There are tons of scary books that work for teens - including some adult titles. I for sure read Carrie and The Shining (both by Stephen King, as if I truly need to tell you that) when I was a teen (junior or senior in high school) and they were perfect for me at that age. (I am, in fact, giving these books to my girls for All Hallow's Read this year.) One Stephen King book that works for younger teens is The Girl Who Loved Tom Gordon, in which a 9-year old girl named Trisha gets lost in the woods, straying far from the trail. She spends days on her own trying to make her way back to civilization, eventually succeeding, aided by her determination and her fondness for pitcher Tom Gordon.

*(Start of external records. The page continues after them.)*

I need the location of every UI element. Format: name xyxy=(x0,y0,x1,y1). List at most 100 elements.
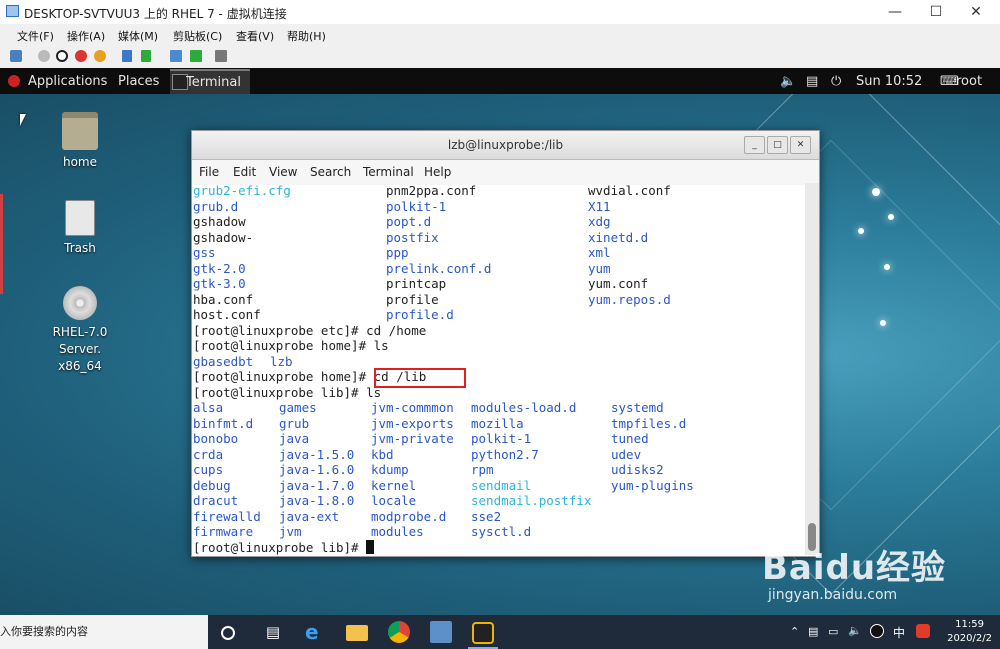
listing-entry: yum-plugins xyxy=(611,477,694,493)
desktop-icon-label: Trash xyxy=(64,241,96,255)
checkpoint-icon[interactable] xyxy=(170,50,182,62)
resume-icon[interactable] xyxy=(141,50,151,62)
ctrl-alt-del-icon[interactable] xyxy=(10,50,22,62)
tray-chevron-icon[interactable]: ⌃ xyxy=(790,625,799,638)
volume-icon[interactable]: 🔈 xyxy=(780,74,796,89)
mouse-cursor xyxy=(20,114,26,126)
listing-entry: yum.repos.d xyxy=(588,291,671,307)
listing-entry: profile xyxy=(386,291,439,307)
taskbar-time: 11:59 xyxy=(955,619,984,630)
listing-entry: gtk-2.0 xyxy=(193,260,246,276)
network-tray-icon[interactable]: ▤ xyxy=(808,625,818,638)
menu-view[interactable]: 查看(V) xyxy=(236,28,274,44)
terminal-close-button[interactable]: ✕ xyxy=(790,136,811,154)
file-explorer-icon[interactable] xyxy=(346,625,368,641)
taskbar-search-box[interactable]: 入你要搜索的内容 xyxy=(0,615,208,649)
listing-entry: java-ext xyxy=(279,508,340,524)
terminal-menubar: File Edit View Search Terminal Help xyxy=(192,160,819,185)
terminal-menu-file[interactable]: File xyxy=(199,165,219,179)
menu-file[interactable]: 文件(F) xyxy=(17,28,54,44)
desktop-icon-rhel-dvd[interactable]: RHEL-7.0 Server. x86_64 xyxy=(30,286,130,375)
menu-help[interactable]: 帮助(H) xyxy=(287,28,326,44)
start-icon[interactable] xyxy=(38,50,50,62)
power-icon[interactable]: ⏻ xyxy=(831,74,841,89)
listing-entry: pnm2ppa.conf xyxy=(386,183,477,198)
listing-entry: sendmail xyxy=(471,477,532,493)
listing-entry: binfmt.d xyxy=(193,415,254,431)
wallpaper-dot xyxy=(880,320,886,326)
listing-entry: postfix xyxy=(386,229,439,245)
listing-entry: alsa xyxy=(193,400,224,415)
terminal-title: lzb@linuxprobe:/lib xyxy=(447,138,564,152)
ime-indicator[interactable]: 中 xyxy=(893,624,905,641)
listing-entry: kernel xyxy=(371,477,417,493)
desktop-icon-home[interactable]: home xyxy=(30,112,130,171)
sogou-ime-icon[interactable] xyxy=(916,624,930,638)
clock[interactable]: Sun 10:52 xyxy=(856,74,922,89)
menu-clipboard[interactable]: 剪贴板(C) xyxy=(173,28,222,44)
listing-entry: firewalld xyxy=(193,508,261,524)
save-state-icon[interactable] xyxy=(94,50,106,62)
terminal-maximize-button[interactable]: □ xyxy=(767,136,788,154)
network-icon[interactable]: ▤ xyxy=(806,74,818,89)
cortana-icon[interactable] xyxy=(221,626,235,640)
applications-menu[interactable]: Applications xyxy=(28,74,107,89)
places-menu[interactable]: Places xyxy=(118,74,159,89)
minimize-button[interactable]: — xyxy=(875,0,915,24)
listing-entry: modprobe.d xyxy=(371,508,447,524)
baidu-watermark: Baidu经验 jingyan.baidu.com xyxy=(762,540,946,603)
listing-entry: grub2-efi.cfg xyxy=(193,183,291,198)
revert-icon[interactable] xyxy=(190,50,202,62)
listing-entry: X11 xyxy=(588,198,611,214)
listing-entry: systemd xyxy=(611,400,664,415)
close-button[interactable]: ✕ xyxy=(956,0,996,24)
terminal-output[interactable]: grub2-efi.cfg pnm2ppa.conf wvdial.conf gru… xyxy=(192,183,804,555)
listing-entry: udev xyxy=(611,446,642,462)
pause-icon[interactable] xyxy=(122,50,132,62)
listing-entry: debug xyxy=(193,477,231,493)
listing-entry: python2.7 xyxy=(471,446,539,462)
hyperv-manager-icon[interactable] xyxy=(430,621,452,643)
terminal-task[interactable]: Terminal xyxy=(170,69,250,95)
battery-icon[interactable]: ▭ xyxy=(828,625,838,638)
shutdown-icon[interactable] xyxy=(75,50,87,62)
partial-window-edge xyxy=(0,194,3,294)
listing-entry: java-1.8.0 xyxy=(279,493,355,508)
taskbar-clock[interactable]: 11:59 2020/2/2 xyxy=(947,618,992,646)
listing-entry: jvm xyxy=(279,524,302,539)
maximize-button[interactable]: ☐ xyxy=(916,0,956,24)
terminal-menu-terminal[interactable]: Terminal xyxy=(363,165,414,179)
desktop-icon-trash[interactable]: Trash xyxy=(30,200,130,257)
enhanced-session-icon[interactable] xyxy=(215,50,227,62)
terminal-minimize-button[interactable]: _ xyxy=(744,136,765,154)
chrome-icon[interactable] xyxy=(388,621,410,643)
terminal-menu-search[interactable]: Search xyxy=(310,165,351,179)
listing-entry: host.conf xyxy=(193,307,261,322)
task-view-icon[interactable]: ▤ xyxy=(262,621,284,643)
listing-entry: ppp xyxy=(386,245,409,260)
home-folder-icon xyxy=(62,112,98,150)
volume-tray-icon[interactable]: 🔈 xyxy=(848,624,862,637)
pinned-app-icon[interactable] xyxy=(472,622,494,644)
listing-entry: lzb xyxy=(270,353,293,369)
terminal-menu-edit[interactable]: Edit xyxy=(233,165,256,179)
turn-off-icon[interactable] xyxy=(56,50,68,62)
terminal-scrollbar[interactable] xyxy=(805,183,819,555)
listing-entry: dracut xyxy=(193,493,239,508)
terminal-titlebar[interactable]: lzb@linuxprobe:/lib _ □ ✕ xyxy=(192,131,819,160)
edge-icon[interactable]: e xyxy=(305,621,327,643)
watermark-url: jingyan.baidu.com xyxy=(768,587,898,603)
listing-entry: tuned xyxy=(611,431,649,446)
menu-media[interactable]: 媒体(M) xyxy=(118,28,158,44)
terminal-menu-view[interactable]: View xyxy=(269,165,297,179)
text-cursor xyxy=(366,539,375,554)
listing-entry: games xyxy=(279,400,317,415)
wallpaper-dot xyxy=(872,188,880,196)
host-window-title: DESKTOP-SVTVUU3 上的 RHEL 7 - 虚拟机连接 xyxy=(24,7,287,21)
terminal-menu-help[interactable]: Help xyxy=(424,165,451,179)
command-line: [root@linuxprobe etc]# cd /home xyxy=(193,322,427,338)
qq-icon[interactable] xyxy=(870,624,884,638)
user-menu[interactable]: root xyxy=(956,74,982,89)
menu-action[interactable]: 操作(A) xyxy=(67,28,105,44)
listing-entry: java xyxy=(279,431,310,446)
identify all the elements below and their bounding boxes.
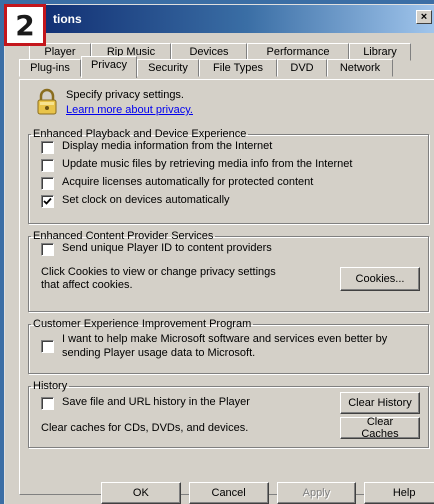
ok-button[interactable]: OK bbox=[101, 482, 181, 504]
window-title: tions bbox=[53, 12, 82, 26]
acquire-licenses-label: Acquire licenses automatically for prote… bbox=[62, 176, 314, 188]
history-group: History Save file and URL history in the… bbox=[28, 380, 429, 448]
ceip-legend: Customer Experience Improvement Program bbox=[33, 318, 252, 330]
ceip-label-line-2: sending Player usage data to Microsoft. bbox=[62, 347, 256, 359]
save-history-option[interactable]: Save file and URL history in the Player bbox=[41, 396, 250, 410]
set-clock-checkbox[interactable] bbox=[41, 195, 54, 208]
clear-caches-description: Clear caches for CDs, DVDs, and devices. bbox=[41, 422, 249, 434]
privacy-header: Specify privacy settings. Learn more abo… bbox=[28, 80, 429, 122]
set-clock-option[interactable]: Set clock on devices automatically bbox=[41, 194, 420, 212]
tab-strip: Player Rip Music Devices Performance Lib… bbox=[19, 39, 434, 79]
ceip-option[interactable]: I want to help make Microsoft software a… bbox=[41, 330, 420, 360]
ceip-label: I want to help make Microsoft software a… bbox=[62, 332, 387, 360]
tab-privacy[interactable]: Privacy bbox=[81, 56, 137, 78]
title-bar: tions × bbox=[5, 5, 434, 33]
display-media-info-checkbox[interactable] bbox=[41, 141, 54, 154]
cookies-text-line-1: Click Cookies to view or change privacy … bbox=[41, 266, 276, 278]
tab-security[interactable]: Security bbox=[137, 59, 199, 77]
options-dialog: tions × Player Rip Music Devices Perform… bbox=[4, 4, 434, 504]
step-number-badge: 2 bbox=[4, 4, 46, 46]
tab-network[interactable]: Network bbox=[327, 59, 393, 77]
history-row: Save file and URL history in the Player … bbox=[41, 392, 420, 414]
tab-plug-ins[interactable]: Plug-ins bbox=[19, 59, 81, 77]
cookies-description: Click Cookies to view or change privacy … bbox=[41, 266, 276, 292]
ceip-group: Customer Experience Improvement Program … bbox=[28, 318, 429, 374]
privacy-panel: Specify privacy settings. Learn more abo… bbox=[19, 79, 434, 495]
close-icon: × bbox=[420, 10, 428, 23]
dialog-buttons: OK Cancel Apply Help bbox=[5, 482, 434, 504]
send-player-id-label: Send unique Player ID to content provide… bbox=[62, 242, 272, 254]
ceip-label-line-1: I want to help make Microsoft software a… bbox=[62, 333, 388, 345]
tab-dvd[interactable]: DVD bbox=[277, 59, 327, 77]
privacy-heading: Specify privacy settings. bbox=[66, 89, 184, 101]
save-history-checkbox[interactable] bbox=[41, 397, 54, 410]
cookies-text-line-2: that affect cookies. bbox=[41, 279, 133, 291]
cookies-button[interactable]: Cookies... bbox=[340, 267, 420, 291]
update-music-files-option[interactable]: Update music files by retrieving media i… bbox=[41, 158, 420, 176]
tab-row-front: Plug-ins Privacy Security File Types DVD… bbox=[19, 56, 434, 78]
display-media-info-label: Display media information from the Inter… bbox=[62, 140, 273, 152]
cancel-button[interactable]: Cancel bbox=[188, 482, 269, 504]
history-legend: History bbox=[33, 380, 68, 392]
tab-file-types[interactable]: File Types bbox=[199, 59, 277, 77]
update-music-files-checkbox[interactable] bbox=[41, 159, 54, 172]
cookies-row: Click Cookies to view or change privacy … bbox=[41, 266, 420, 292]
update-music-files-label: Update music files by retrieving media i… bbox=[62, 158, 353, 170]
acquire-licenses-option[interactable]: Acquire licenses automatically for prote… bbox=[41, 176, 420, 194]
clear-caches-button[interactable]: Clear Caches bbox=[340, 416, 420, 440]
content-provider-group: Enhanced Content Provider Services Send … bbox=[28, 230, 429, 312]
learn-more-privacy-link[interactable]: Learn more about privacy. bbox=[66, 103, 193, 118]
enhanced-playback-group: Enhanced Playback and Device Experience … bbox=[28, 128, 429, 224]
caches-row: Clear caches for CDs, DVDs, and devices.… bbox=[41, 416, 420, 440]
checkmark-icon bbox=[43, 197, 52, 205]
help-button[interactable]: Help bbox=[364, 482, 434, 504]
send-player-id-checkbox[interactable] bbox=[41, 243, 54, 256]
display-media-info-option[interactable]: Display media information from the Inter… bbox=[41, 140, 420, 158]
apply-button[interactable]: Apply bbox=[276, 482, 357, 504]
lock-icon bbox=[37, 88, 57, 115]
set-clock-label: Set clock on devices automatically bbox=[62, 194, 230, 206]
content-provider-legend: Enhanced Content Provider Services bbox=[33, 230, 214, 242]
acquire-licenses-checkbox[interactable] bbox=[41, 177, 54, 190]
save-history-label: Save file and URL history in the Player bbox=[62, 396, 250, 408]
ceip-checkbox[interactable] bbox=[41, 340, 54, 353]
send-player-id-option[interactable]: Send unique Player ID to content provide… bbox=[41, 242, 420, 260]
close-button[interactable]: × bbox=[416, 10, 432, 24]
clear-history-button[interactable]: Clear History bbox=[340, 392, 420, 414]
step-number: 2 bbox=[15, 8, 35, 42]
enhanced-playback-legend: Enhanced Playback and Device Experience bbox=[33, 128, 247, 140]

Devoured by Amanda Marrone is one of the scariest YA books M has ever read, which is why it makes this list. Not only is the main character enlisted to dress up as Snow White for a particular attraction, but she is also subjected to the owners' hall of mirrors, which includes a particularly nasty sort of magic mirror. There are ghosts in this book as well, but the ghosts are actually far less scary than some of the actual humans with whom Megan must deal.
Killing Britney by Sean Olin is creepy/scary indeed. The main character, Britney, proves to be completely unreliable in this book, which I found so disturbing I didn't want to keep it in the house, so I donated it to the library. The body count piles up and it appears that someone is trying to kill Britney, but most readers will not see the twist coming in this one.
In stores now, Zombies v. Unicorns, edited by Holly Black and Justine Larbalestier, is one heck of an anthology, combining funny with wistful and including a bit of the scary. My favorite story in the book might be Margo Lanagan's A Thousand Flowers, and it's decidedly a twisty/twisted tale that will horrify you for sure.